The SRNA seems hell bent on breaking dangerous new disciplinary ground. Recently it issued a communiqué suggesting that an RN who agrees to supervise a safe grad party where underage people consume alcohol could be guilty of professional misconduct. You see, underage drinking is illegal, and RNs ought not to appear to endorse illegal activities. (I know, I know.) If you are a parent of a graduating high schooler in Saskatchewan, know that the SRNA appears prepared to discipline RNs who volunteer to ensure the safety of your child. On this logic, your child would be less inclined to drink had the RN not volunteered to supervise, demonstrating the SRNA’s keen insight into the decision-making habits of teenagers and the mechanics of causation. Florence Nightingale would be proud, as would the nurses who work in safe injection sites or hand out condoms to sex workers.
The saga is not over. Strom and her lawyer have appealed to the courts (wisely bypassing the option of appealing to the SRNA Council). And out of the ashes of a travesty has risen a Phoenix of inspired mobilization. Nurses outside Saskatchewan, led by Nathalie Stake-Doucet and her colleagues at the McGill Nurses for Healthy Policy group, launched a GoFundMe campaign that within two weeks raised the $26,000 to pay Strom’s tribute. One hopes the funds can be donated elsewhere on successful appeal, but the outcome is by no means certain, and in the meantime the strong show of solidarity will give her strength through these endless travails.
The persecution of Carolyn Strom could and should have been stopped at various stages of the process. If there are cooler heads at the SRNA, they did not prevail. The regulator doubled down at every stage. If allowed to stand, the decision will set a chilling precedent. Let us hope the courts will strike it down.
In convicting Carolyn Strom, the SRNA has put the concept of self-regulation on trial. There have always been reasons to question it in principle. It survives because governments are habitually deferential to professions, and an obviously superior alternative is not available off the shelf. But the latitude granted to regulators is neither infinite nor irrevocable.
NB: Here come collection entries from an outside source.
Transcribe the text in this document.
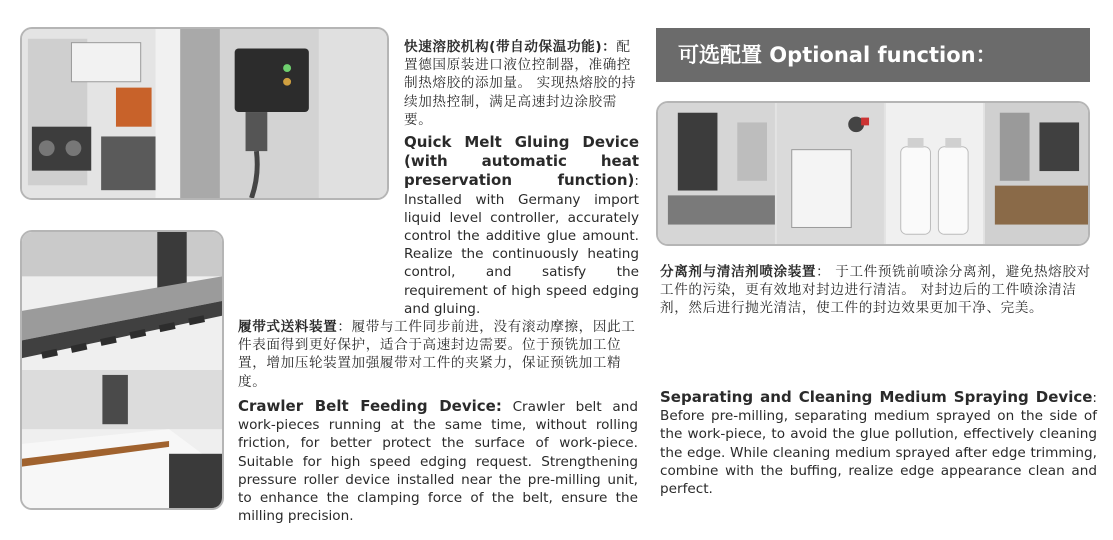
快速溶胶机构(带自动保温功能)：配置德国原装进口液位控制器，准确控制热熔胶的添加量。 实现热熔胶的持续加热控制，满足高速封边涂胶需要。
Quick Melt Gluing Device (with automatic heat preservation function): Installed with Germany import liquid level controller, accurately control the additive glue amount. Realize the continuously heating control, and satisfy the requirement of high speed edging and gluing.
履带式送料装置：履带与工件同步前进，没有滚动摩擦，因此工件表面得到更好保护，适合于高速封边需要。位于预铣加工位置，增加压轮装置加强履带对工件的夹紧力，保证预铣加工精度。
Crawler Belt Feeding Device: Crawler belt and work-pieces running at the same time, without rolling friction, for better protect the surface of work-piece. Suitable for high speed edging request. Strengthening pressure roller device installed near the pre-milling unit, to enhance the clamping force of the belt, ensure the milling precision.
可选配置 Optional function：
分离剂与清洁剂喷涂装置： 于工件预铣前喷涂分离剂，避免热熔胶对工件的污染，更有效地对封边进行清洁。 对封边后的工件喷涂清洁剂，然后进行抛光清洁，使工件的封边效果更加干净、完美。
Separating and Cleaning Medium Spraying Device: Before pre-milling, separating medium sprayed on the side of the work-piece, to avoid the glue pollution, effectively cleaning the edge. While cleaning medium sprayed after edge trimming, combine with the buffing, realize edge appearance clean and perfect.
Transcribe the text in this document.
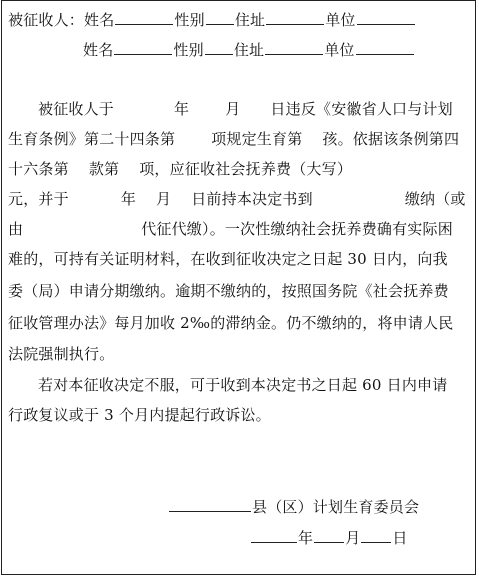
被征收人：姓名	性别 住址	单位
姓名	性别 住址	单位
被征收人于	年 月 日违反《安徽省人口与计划
生育条例》第二十四条第 项规定生育第 孩。依据该条例第四
十六条第 款第 项，应征收社会抚养费（大写）
元，并于	年 月 日前持本决定书到	缴纳（或
由	代征代缴）。一次性缴纳社会抚养费确有实际困
难的，可持有关证明材料，在收到征收决定之日起 30 日内，向我
委（局）申请分期缴纳。逾期不缴纳的，按照国务院《社会抚养费
征收管理办法》每月加收 2‰的滞纳金。仍不缴纳的，将申请人民
法院强制执行。
若对本征收决定不服，可于收到本决定书之日起 60 日内申请
行政复议或于 3 个月内提起行政诉讼。
县（区）计划生育委员会
年 月 日
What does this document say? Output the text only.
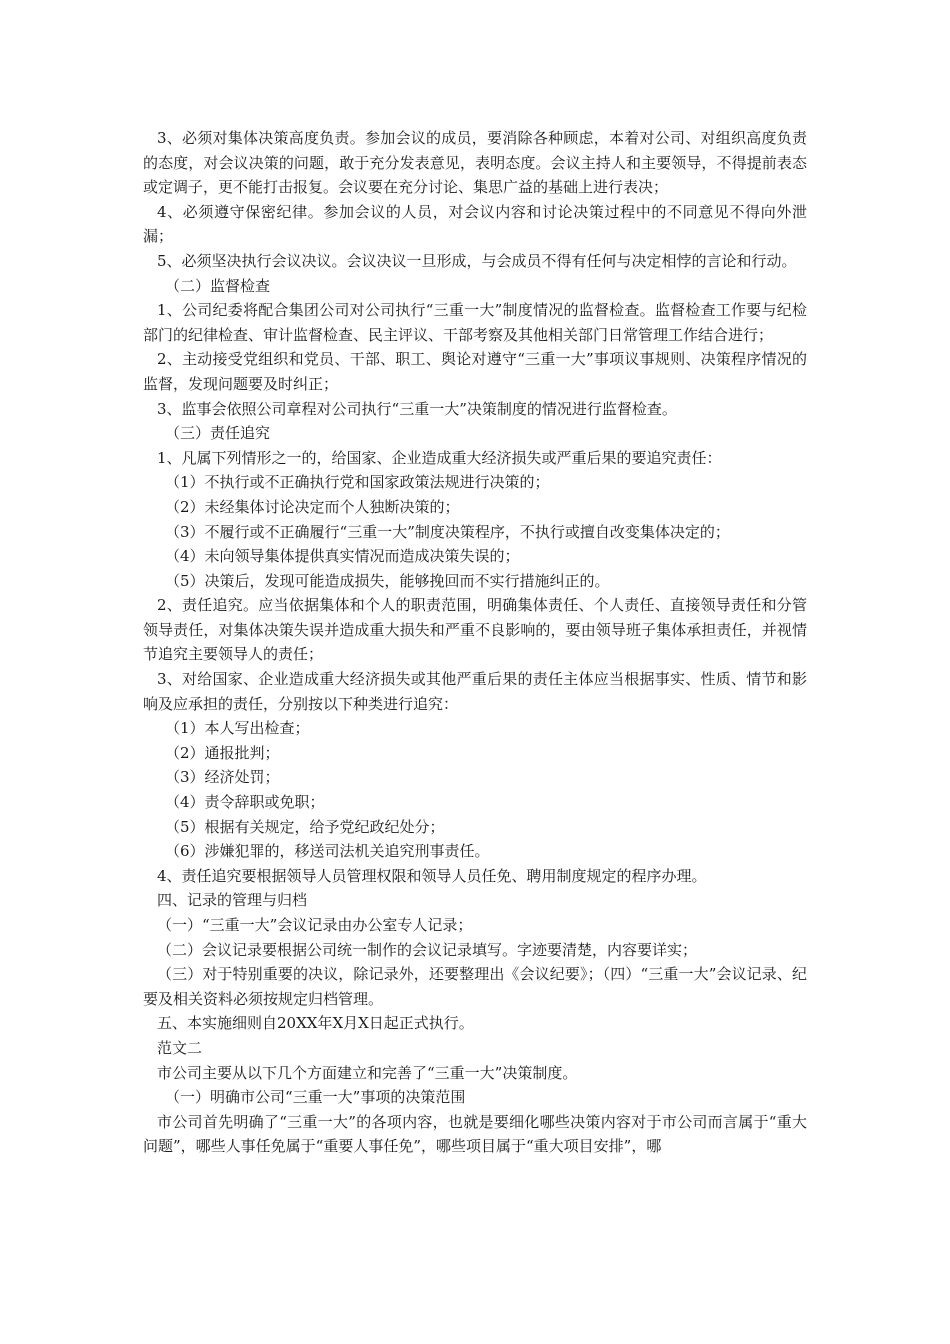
3、必须对集体决策高度负责。参加会议的成员，要消除各种顾虑，本着对公司、对组织高度负责的态度，对会议决策的问题，敢于充分发表意见，表明态度。会议主持人和主要领导，不得提前表态或定调子，更不能打击报复。会议要在充分讨论、集思广益的基础上进行表决；

4、必须遵守保密纪律。参加会议的人员，对会议内容和讨论决策过程中的不同意见不得向外泄漏；

5、必须坚决执行会议决议。会议决议一旦形成，与会成员不得有任何与决定相悖的言论和行动。

（二）监督检查

1、公司纪委将配合集团公司对公司执行“三重一大”制度情况的监督检查。监督检查工作要与纪检部门的纪律检查、审计监督检查、民主评议、干部考察及其他相关部门日常管理工作结合进行；

2、主动接受党组织和党员、干部、职工、舆论对遵守“三重一大”事项议事规则、决策程序情况的监督，发现问题要及时纠正；

3、监事会依照公司章程对公司执行“三重一大”决策制度的情况进行监督检查。

（三）责任追究

1、凡属下列情形之一的，给国家、企业造成重大经济损失或严重后果的要追究责任：

（1）不执行或不正确执行党和国家政策法规进行决策的；

（2）未经集体讨论决定而个人独断决策的；

（3）不履行或不正确履行“三重一大”制度决策程序，不执行或擅自改变集体决定的；

（4）未向领导集体提供真实情况而造成决策失误的；

（5）决策后，发现可能造成损失，能够挽回而不实行措施纠正的。

2、责任追究。应当依据集体和个人的职责范围，明确集体责任、个人责任、直接领导责任和分管领导责任，对集体决策失误并造成重大损失和严重不良影响的，要由领导班子集体承担责任，并视情节追究主要领导人的责任；

3、对给国家、企业造成重大经济损失或其他严重后果的责任主体应当根据事实、性质、情节和影响及应承担的责任，分别按以下种类进行追究：

（1）本人写出检查；

（2）通报批判；

（3）经济处罚；

（4）责令辞职或免职；

（5）根据有关规定，给予党纪政纪处分；

（6）涉嫌犯罪的，移送司法机关追究刑事责任。

4、责任追究要根据领导人员管理权限和领导人员任免、聘用制度规定的程序办理。

四、记录的管理与归档

（一）“三重一大”会议记录由办公室专人记录；

（二）会议记录要根据公司统一制作的会议记录填写。字迹要清楚，内容要详实；

（三）对于特别重要的决议，除记录外，还要整理出《会议纪要》；（四）“三重一大”会议记录、纪要及相关资料必须按规定归档管理。

五、本实施细则自20XX年X月X日起正式执行。

范文二

市公司主要从以下几个方面建立和完善了“三重一大”决策制度。

（一）明确市公司“三重一大”事项的决策范围

市公司首先明确了“三重一大”的各项内容，也就是要细化哪些决策内容对于市公司而言属于“重大问题”，哪些人事任免属于“重要人事任免”，哪些项目属于“重大项目安排”，哪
Nous sommes Carolyn.
About the Author(s)
Steven Lewis, President, Access Consulting Ltd., Saskatoon
Adjunct Professor of Health Policy, Simon Fraser University
Tel. 306-343-1007 - Slewistoon1@gmail.com
Comments
Mike Conroy wrote:
Posted 2017/09/05 at 03:31 PM EDT
An excellent article by Stephen Lewis and an appropriate rebuke of this draconian, heavy handed, and misplaced miscarriage of justice. Carolyn's type of constructive criticism should be rewarded, not arbitrarily punished. Just and trusting culture? Hardly.
Lynn Curry wrote:
Posted 2017/10/05 at 01:52 PM EDT
Based on the publicly available facts, the SRNA is clearly and egregiously wrong in this case. It matters to all self-regulated professions that they correct this quickly and look to prevent further self-inflicted damage to the public and professional trust. I suggest careful examination of the governance structure and practice. Something has gone terribly wrong here in the understanding and execution of their public and professional role.